Schlagzeilen & Daten:

Daten aus dem asiatisch-pazifischen Raum:

  • Neuseeländischer Lebensmittelpreisindex für September 2025: 4,1 % (Prognose: 4,7 %; zuvor: 5,0 %)
  • Maschinenbestellungen in Japan für August 2025: -0,9 % im Monatsvergleich (Prognose: 0,5 % im Monatsvergleich; zuvor: -4,6 % im Monatsvergleich); 1,6 % im Jahresvergleich (Prognose: 4,7 % im Jahresvergleich; zuvor: 4,9 % im Jahresvergleich)
  • Veränderung der Beschäftigtenzahlen in Australien für September 2025: 14,9 Tausend (Prognose: 19,0 Tausend; vorher: -5,4 Tausend)
    • Arbeitslosenquote in Australien für September 2025: 4,5 % (Prognose: 4,3 %; vorher: 4,2 %)

Europäische Daten:

  • BIP des Vereinigten Königreichs für August 2025: 0,1 % im Monatsvergleich (Prognose: 0,1 % im Monatsvergleich; zuvor: 0,0 % im Monatsvergleich); 1,3 % im Jahresvergleich (Prognose: 1,4 % im Jahresvergleich; zuvor: 1,4 % im Jahresvergleich)
    • Britische Industrieproduktion für August 2025: 0,4 % im Monatsvergleich (Prognose: 0,5 % im Monatsvergleich; vorher: -0,9 % im Monatsvergleich); -0,7 % im Jahresvergleich (Prognose: -0,2 % im Jahresvergleich; vorher: 0,1 % im Jahresvergleich)
    • Britische Industrieproduktion für August 2025: 0,7 % im Monatsvergleich (Prognose: 0,7 % im Monatsvergleich; vorher: -1,3 % im Monatsvergleich); -0,8 % im Jahresvergleich (Prognose: -0,1 % im Jahresvergleich; vorher: 0,2 % im Jahresvergleich)
    • Britische Handelsbilanz für August 2025: -3,39 Mrd. (-5,1 Mrd.
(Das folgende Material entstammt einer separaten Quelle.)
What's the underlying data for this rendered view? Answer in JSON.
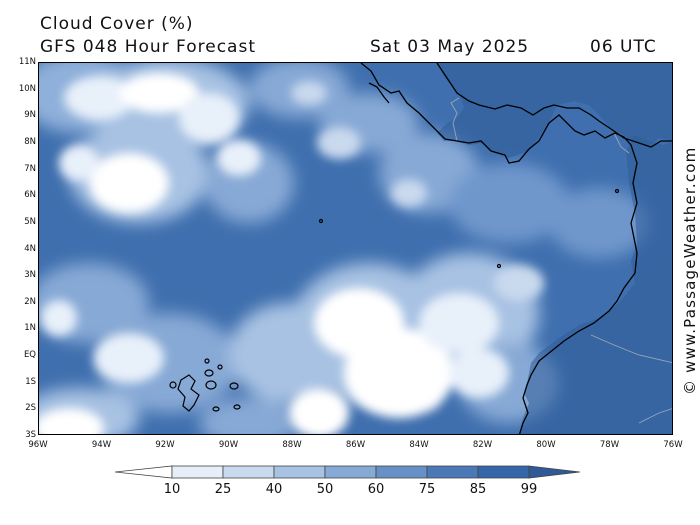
{
  "header": {
    "title": "Cloud Cover (%)",
    "subtitle": "GFS 048 Hour Forecast",
    "date": "Sat 03 May 2025",
    "time": "06 UTC"
  },
  "credit": "© www.PassageWeather.com",
  "map": {
    "lon_range": [
      -96,
      -76
    ],
    "lat_range": [
      -3,
      11
    ],
    "lat_ticks": [
      "11N",
      "10N",
      "9N",
      "8N",
      "7N",
      "6N",
      "5N",
      "4N",
      "3N",
      "2N",
      "1N",
      "EQ",
      "1S",
      "2S",
      "3S"
    ],
    "lon_ticks": [
      "96W",
      "94W",
      "92W",
      "90W",
      "88W",
      "86W",
      "84W",
      "82W",
      "80W",
      "78W",
      "76W"
    ],
    "background_color": "#3f6fae",
    "land_color": "#2f5d99",
    "coast_color": "#000000",
    "border_color": "#9aa6b5"
  },
  "legend": {
    "labels": [
      "10",
      "25",
      "40",
      "50",
      "60",
      "75",
      "85",
      "99"
    ],
    "colors": [
      "#ffffff",
      "#e6eef8",
      "#c9d9ee",
      "#a8c2e3",
      "#87a9d5",
      "#6690c6",
      "#4b79b8",
      "#3566a8",
      "#2e5a98"
    ]
  }
}
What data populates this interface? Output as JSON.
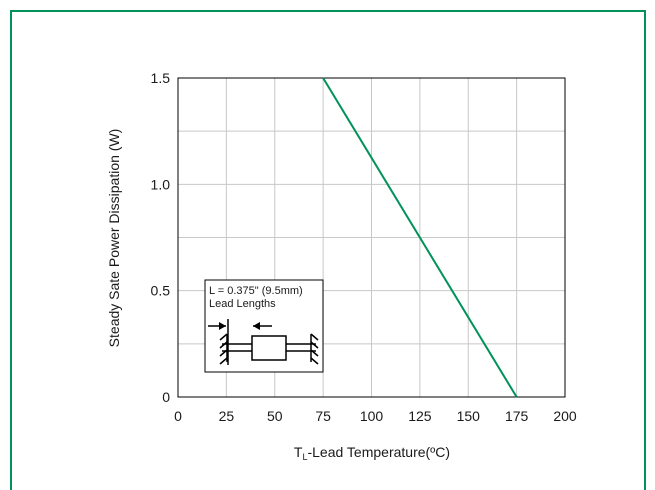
{
  "chart_data": {
    "type": "line",
    "xlabel_main": "T",
    "xlabel_sub": "L",
    "xlabel_rest": "-Lead Temperature(ºC)",
    "ylabel": "Steady Sate Power Dissipation (W)",
    "xlim": [
      0,
      200
    ],
    "ylim": [
      0,
      1.5
    ],
    "x_ticks": [
      0,
      25,
      50,
      75,
      100,
      125,
      150,
      175,
      200
    ],
    "x_tick_labels": [
      "0",
      "25",
      "50",
      "75",
      "100",
      "125",
      "150",
      "175",
      "200"
    ],
    "y_ticks": [
      0,
      0.5,
      1.0,
      1.5
    ],
    "y_tick_labels": [
      "0",
      "0.5",
      "1.0",
      "1.5"
    ],
    "grid": true,
    "series": [
      {
        "x": [
          75,
          175
        ],
        "y": [
          1.5,
          0
        ],
        "color": "#00925a"
      }
    ]
  },
  "inset": {
    "line1": "L = 0.375\" (9.5mm)",
    "line2": "Lead Lengths"
  },
  "colors": {
    "frame": "#00925a",
    "grid": "#c8c8c8",
    "series": "#00925a"
  }
}
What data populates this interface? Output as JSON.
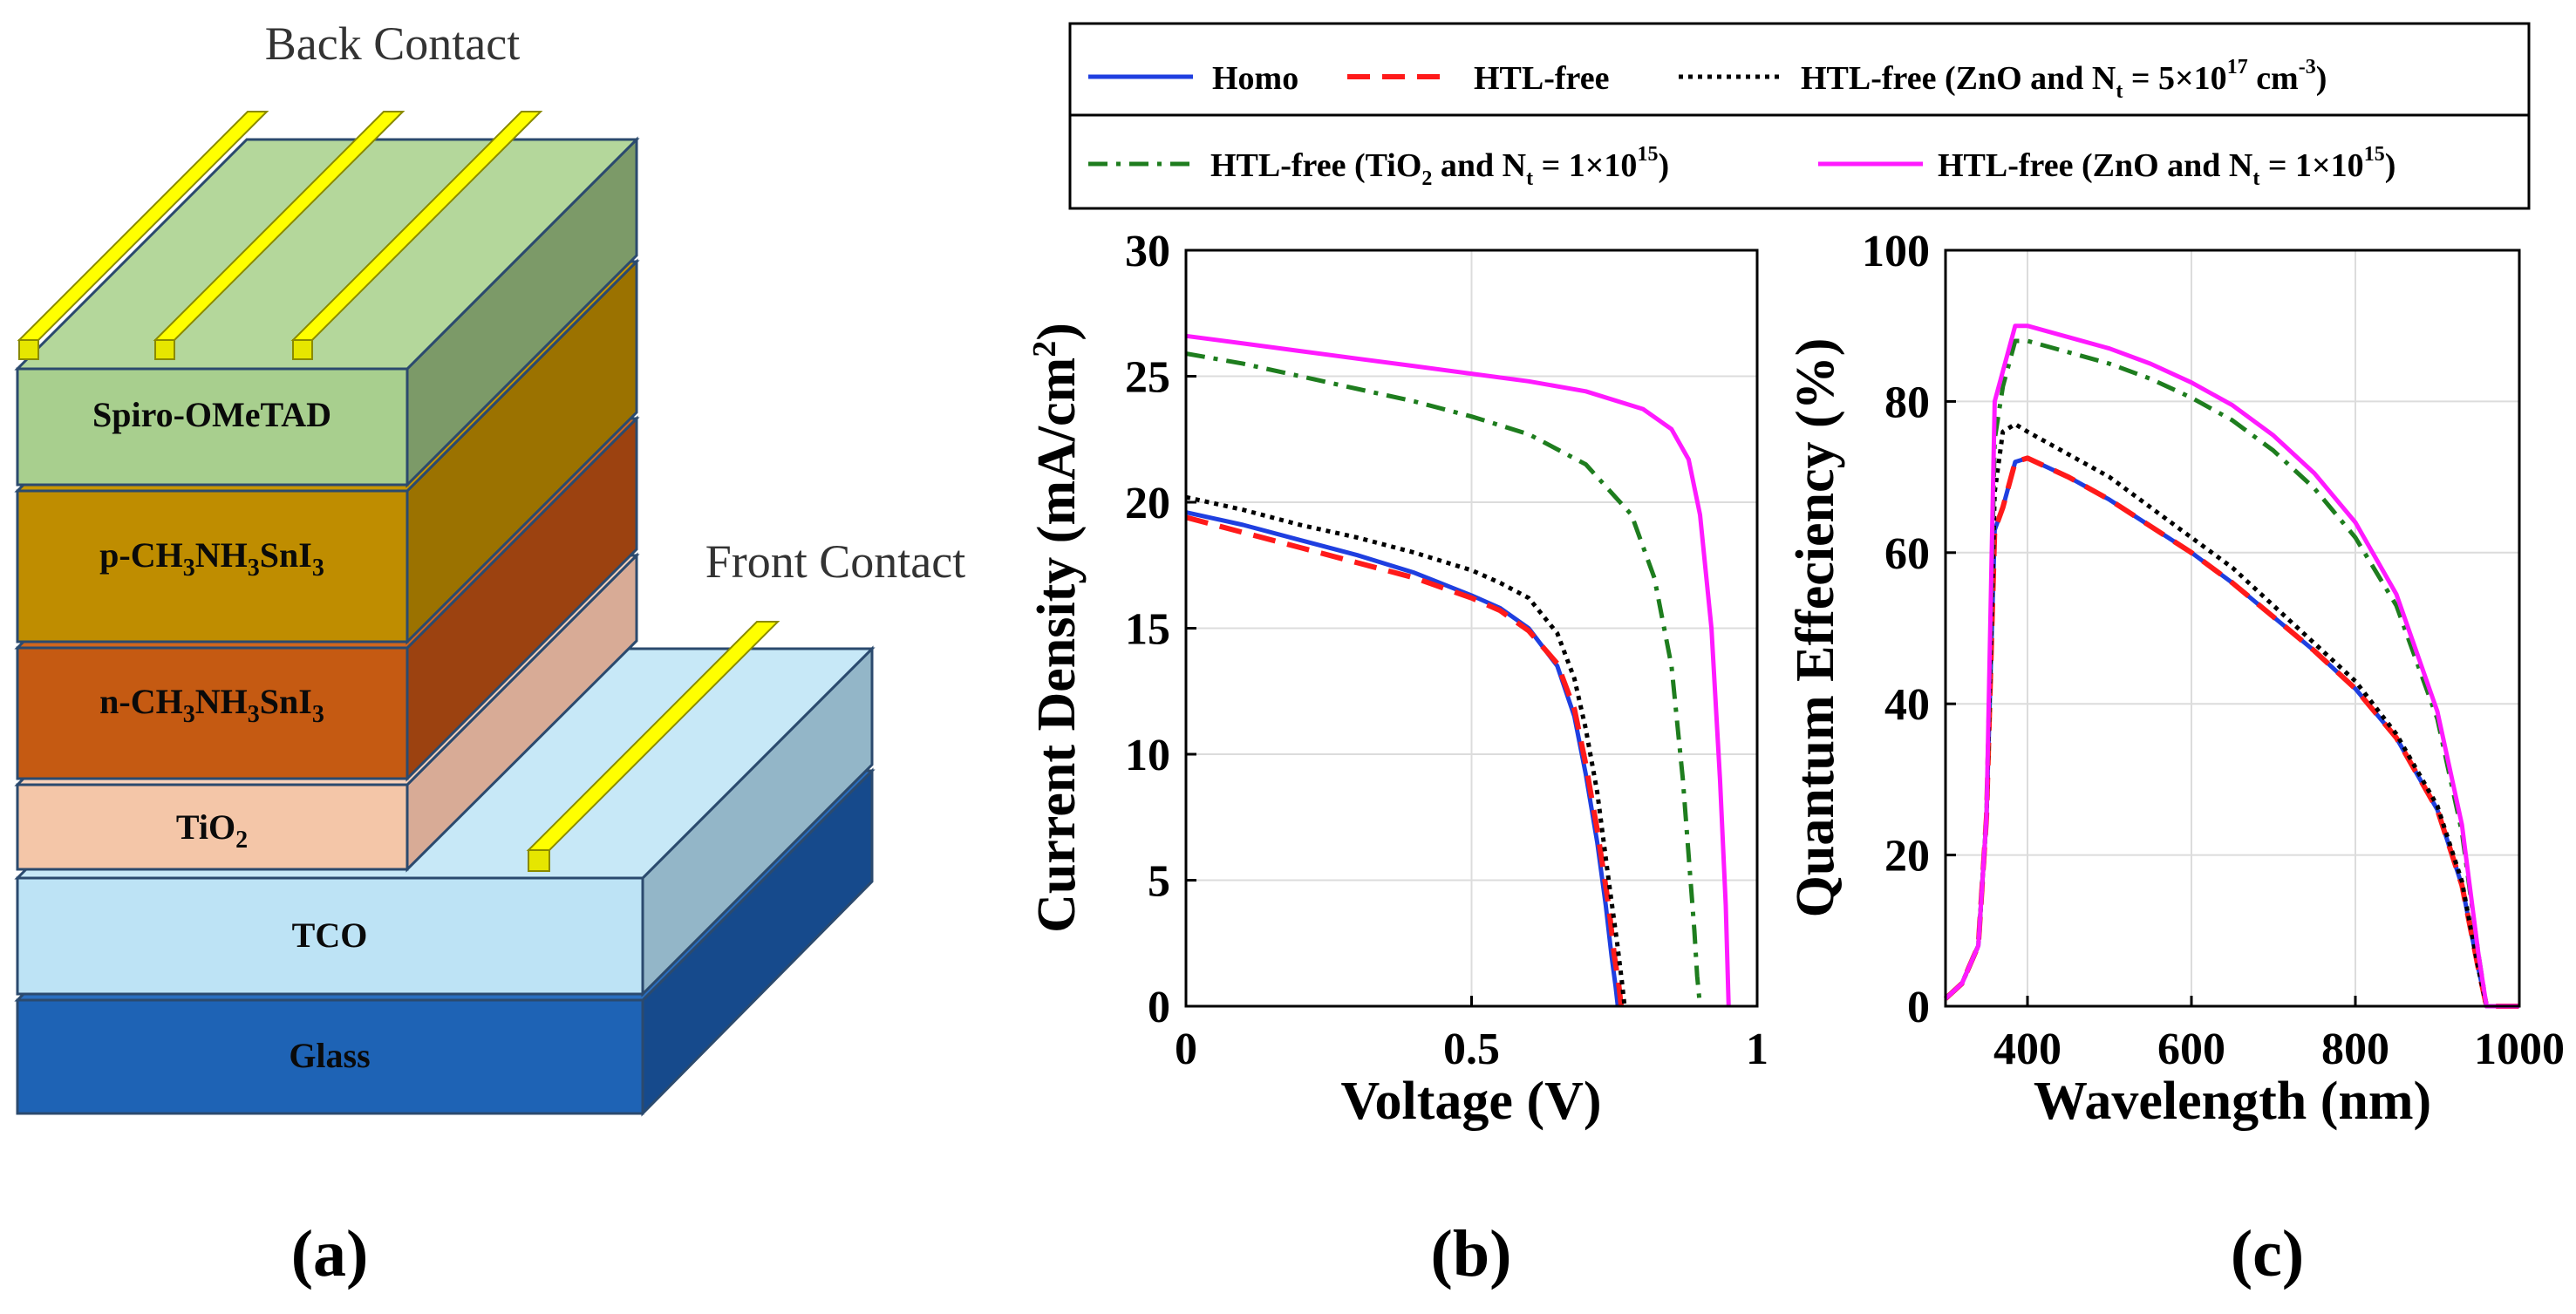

Prognose; -5,26 Mrd. vorher)
  • Eurozone Handelsbilanz für August 2025: 1,0 Mrd. (Prognose: 9,1 Mrd.; vorher: 12,4 Mrd.)
    Monatlicher NIESR-BIP-Tracker für Großbritannien für September 2025: 0,3 % (Prognose: 0,2 %; vorher: 0,3 %)

Daten aus Nordamerika:

  • Kanadischer CFIB-Konjunkturbarometer für Oktober 2025: 46,3 (Prognose: 50,7; vorher: 50,2)
  • Kanada: Baubeginne für September 2025: 279,2 Tausend (Prognose: 230,0 Tausend; vorher: 245,8 Tausend)
  • US-Philadelphia-Fed-Index für das verarbeitende Gewerbe für Oktober 2025: -12,8 (Prognose: 4,0; vorher: 23,2)
  • US-NAHB-Immobilienmarktindex für Oktober 2025: 37,0 (Prognose: 34,0; vorher: 32,0)

Weitere Nachrichten:

  • Zions Bancorp verlor 13 %, nachdem das Unternehmen eine Abschreibung in Höhe von 50 Millionen Dollar für einen Kredit bekannt gegeben hatte, bei dem es um Betrugsvorwürfe geht, während Western Alliance Bancorp wegen seiner Engagements bei denselben Kreditnehmern um 11 % nachgab.
  • Präsident Trump hat ein produktives Telefonat mit dem russischen Präsidenten Putin angekündigt, bei dem beide Staatschefs vereinbart haben, sich in Budapest zu treffen, um über die Beendigung des Krieges zwischen Russland und der Ukraine zu reden.
  • Der französische Premierminister Sebastien Lecornu überstand zwei Misstrauensvoten im Parlament, nachdem er die Rentenreform ausgesetzt hatte.
  • Der Gouverneur der Bank of England, Mann, wies darauf hin, dass die Inflation über dem Zielwert von 2 % bleibt.
  • Der Präsident der Richmond Fed, Thomas Barkin, stellte fest, dass die Verbraucher zwar weiterhin Geld ausgeben, dies jedoch zurückhaltender tun als während der Pandemiejahre.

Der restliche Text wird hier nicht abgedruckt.